The Golden Leopard
I love adventurous romances. Books that feature danger at sea, exotic locales, battles of wits, and perilous quests always make me happy. It doesn’t have to be probable, but it does have to be well done: nothing’s more annoying than an action plot that doesn’t make sense in terms of its setup, or one that seems tacked on as an afterthought. The Golden Leopard by Lynn Kerstan is a very good example of a passionate love story that is also an adventure story. It features a stolen treasure, a cruel Eastern potentate, several mysterious foreign assassins, and a man with webbed hands. I loved it.
Lord Hugo Duran is an extremely disreputable Englishman who, as the book opens, has been imprisoned in a remote Indian kingdom. It seems that a politically-important artifact – a jewel-encrusted golden statue of a leopard – was stolen by another Englishman. Duran is to pay the price for this crime by submitting to the Trial of a Thousand Screams. Duran manages to talk his way out of this, or at least partly. He has one year to find the leopard, which is assumed to be in England. As he returns to England, he is accompanied by Shivaji, an assassin (posing as his valet), whose job is to ensure that Duran does search for the statue, and who will kill him without compunction at the end of his year, whether or not Duran succeeds in finding it.
Six years before, Duran had a passionate affair with Lady Jessica Carville, an extremely unconventional woman who declared her intention to never marry, and cemented that intention by sleeping with Duran. He has never been able to get her out of his mind. As luck would have it, Jessica has further defied her noble family by becoming a dealer of antiques and rare artifacts. She might well be in a position to help Duran – except that he broke her heart when he left six years ago, and she’s not amenable to doing him any favors.
Jessica is a ferociously independent, rather not-historically-likely heroine, who is determined to earn a living and make her own way in the world without the help of her loving but stiflingly conventional family. Duran’s presence puts all that in jeopardy. Jessica considers Duran a master manipulator. She thinks that everything he says is a lie, every show of emotion calculated to control those around him. The wonderful thing is that she’s right. Duran is a real scoundrel.

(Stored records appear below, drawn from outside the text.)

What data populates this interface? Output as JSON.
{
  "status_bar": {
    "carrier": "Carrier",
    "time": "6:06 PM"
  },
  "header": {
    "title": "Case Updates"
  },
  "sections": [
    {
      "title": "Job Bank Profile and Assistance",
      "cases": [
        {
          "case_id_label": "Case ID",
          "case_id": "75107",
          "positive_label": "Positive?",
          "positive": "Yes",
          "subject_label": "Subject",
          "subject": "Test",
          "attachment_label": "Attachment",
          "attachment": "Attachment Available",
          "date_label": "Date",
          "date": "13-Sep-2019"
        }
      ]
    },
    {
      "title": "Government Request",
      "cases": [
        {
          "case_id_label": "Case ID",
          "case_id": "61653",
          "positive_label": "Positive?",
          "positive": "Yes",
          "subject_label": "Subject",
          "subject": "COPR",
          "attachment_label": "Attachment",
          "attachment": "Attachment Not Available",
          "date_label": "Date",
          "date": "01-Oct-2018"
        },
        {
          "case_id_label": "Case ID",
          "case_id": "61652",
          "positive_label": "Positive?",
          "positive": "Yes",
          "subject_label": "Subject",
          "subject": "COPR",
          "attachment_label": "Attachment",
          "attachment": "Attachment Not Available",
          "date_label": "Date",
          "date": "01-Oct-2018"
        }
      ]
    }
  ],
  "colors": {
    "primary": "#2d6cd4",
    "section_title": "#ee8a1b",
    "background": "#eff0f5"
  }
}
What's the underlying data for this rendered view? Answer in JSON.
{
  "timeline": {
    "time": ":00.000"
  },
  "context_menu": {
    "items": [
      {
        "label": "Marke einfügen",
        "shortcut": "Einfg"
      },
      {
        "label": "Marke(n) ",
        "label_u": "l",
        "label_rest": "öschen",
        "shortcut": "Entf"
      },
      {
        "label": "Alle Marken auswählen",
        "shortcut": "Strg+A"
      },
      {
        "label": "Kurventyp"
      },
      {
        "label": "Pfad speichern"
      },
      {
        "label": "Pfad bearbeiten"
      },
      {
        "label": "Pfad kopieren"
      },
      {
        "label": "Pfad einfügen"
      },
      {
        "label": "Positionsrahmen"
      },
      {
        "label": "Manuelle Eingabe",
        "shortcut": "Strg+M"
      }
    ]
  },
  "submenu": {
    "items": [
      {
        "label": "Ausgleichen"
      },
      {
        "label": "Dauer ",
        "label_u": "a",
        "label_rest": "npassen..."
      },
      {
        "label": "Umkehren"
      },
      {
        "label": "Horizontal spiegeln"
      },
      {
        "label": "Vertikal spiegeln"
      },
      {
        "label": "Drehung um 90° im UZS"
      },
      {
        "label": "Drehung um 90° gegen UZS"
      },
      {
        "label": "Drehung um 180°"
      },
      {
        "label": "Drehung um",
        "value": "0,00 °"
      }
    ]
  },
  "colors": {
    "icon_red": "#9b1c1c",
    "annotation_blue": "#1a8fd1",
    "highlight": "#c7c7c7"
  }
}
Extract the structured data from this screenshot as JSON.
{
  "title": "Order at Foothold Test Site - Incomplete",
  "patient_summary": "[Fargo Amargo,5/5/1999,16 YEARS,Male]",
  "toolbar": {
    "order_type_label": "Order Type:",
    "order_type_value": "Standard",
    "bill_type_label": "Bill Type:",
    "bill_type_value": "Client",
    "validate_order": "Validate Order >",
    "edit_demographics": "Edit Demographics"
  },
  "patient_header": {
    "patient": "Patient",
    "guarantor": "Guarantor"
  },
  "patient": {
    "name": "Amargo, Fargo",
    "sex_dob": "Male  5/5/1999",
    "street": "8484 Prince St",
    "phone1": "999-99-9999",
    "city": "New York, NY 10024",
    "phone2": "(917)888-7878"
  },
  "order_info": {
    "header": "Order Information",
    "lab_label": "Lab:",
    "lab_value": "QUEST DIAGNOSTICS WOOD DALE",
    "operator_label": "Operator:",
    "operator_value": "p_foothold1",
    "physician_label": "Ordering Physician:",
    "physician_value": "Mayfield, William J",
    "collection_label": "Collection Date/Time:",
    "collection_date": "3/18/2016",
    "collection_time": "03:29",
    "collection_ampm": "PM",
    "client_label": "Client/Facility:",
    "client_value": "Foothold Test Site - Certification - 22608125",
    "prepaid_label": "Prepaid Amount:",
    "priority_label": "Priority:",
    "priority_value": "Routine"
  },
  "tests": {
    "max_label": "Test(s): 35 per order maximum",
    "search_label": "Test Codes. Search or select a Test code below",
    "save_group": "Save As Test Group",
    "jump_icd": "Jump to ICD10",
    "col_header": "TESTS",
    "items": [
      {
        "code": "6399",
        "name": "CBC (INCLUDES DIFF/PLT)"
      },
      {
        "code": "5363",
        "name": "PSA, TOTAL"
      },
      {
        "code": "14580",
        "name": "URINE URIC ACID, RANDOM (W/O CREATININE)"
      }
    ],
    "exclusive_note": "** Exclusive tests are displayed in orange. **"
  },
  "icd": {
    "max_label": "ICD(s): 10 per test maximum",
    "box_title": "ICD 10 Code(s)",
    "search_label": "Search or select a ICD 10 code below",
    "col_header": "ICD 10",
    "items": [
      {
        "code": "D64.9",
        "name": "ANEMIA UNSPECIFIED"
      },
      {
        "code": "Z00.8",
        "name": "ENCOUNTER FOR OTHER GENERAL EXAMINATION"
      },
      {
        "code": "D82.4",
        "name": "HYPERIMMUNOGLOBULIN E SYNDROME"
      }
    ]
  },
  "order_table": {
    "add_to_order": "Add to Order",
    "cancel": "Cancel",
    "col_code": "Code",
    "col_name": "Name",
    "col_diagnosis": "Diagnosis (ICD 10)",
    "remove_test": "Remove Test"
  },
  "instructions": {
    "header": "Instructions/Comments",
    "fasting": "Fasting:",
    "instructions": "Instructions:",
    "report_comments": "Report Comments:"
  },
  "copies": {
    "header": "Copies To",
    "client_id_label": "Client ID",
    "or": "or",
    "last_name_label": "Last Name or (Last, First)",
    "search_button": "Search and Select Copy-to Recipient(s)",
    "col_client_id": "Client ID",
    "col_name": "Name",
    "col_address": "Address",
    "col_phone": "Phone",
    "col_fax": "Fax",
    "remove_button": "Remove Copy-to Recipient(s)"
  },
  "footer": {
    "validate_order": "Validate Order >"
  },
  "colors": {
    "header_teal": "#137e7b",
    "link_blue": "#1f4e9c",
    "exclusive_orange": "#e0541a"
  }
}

The way the sparks fly between Jessica and Duran is delicious. He sets about attempting to get Jessica to do what he wants, but she is no longer the besotted innocent he once knew, and she stands up to his attempts to manipulate her. Jessica’s reaction when he tells her his story is so priceless, I hugged myself with delight. Then I read it again.
I liked Jessica and Duran, and the spicy love scenes they share, but the real thing that tickled me about this book was the adventure. I’ll not soon forget one suspenseful, beautifully-written sequence, told in flashback, in which Duran attempts to escape from Shivaji.
I also absolutely adored Shivaji, the Hindu assassin and valet who watches over Duran. You might think it a flaw – for a secondary character to be so charismatic that he almost overshadows the hero – but believe it or not this works. Shivaji’s personality – serene, driven, implacable – is balanced perfectly against Duran’s cynical, deceitful nature. Shivaji is the still center around which the entire improbable plot orbits; if he weren’t so compelling, the whole thing would collapse. Another intriguing character is Jessica’s secretary, Helena. She is rarely present and has no lines. Nevertheless, her extraordinary actions behind-the-scenes made me want to know much more about her.
Though I enjoyed the adventure plot, it contributed to the slowdown of the book’s pacing during its last third. By that time, the story is being driven entirely by external concerns, and not by the relationship. The conflict between the hero and heroine is not resolved but put on hold for the time being, and I found the book a little put-downable at that point than I had in its earlier chapters.
In spite of that small quibble, The Golden Leopard is an extremely fun book, one that left me wanting more. Those of you who enjoy adventure should definitely give it a try. As for me, I’m thrilled to discover a new-to-me author. I’m going to try to find more books by Lynn Kerstan – if they’re at all like this one, they’re just my cup of tea.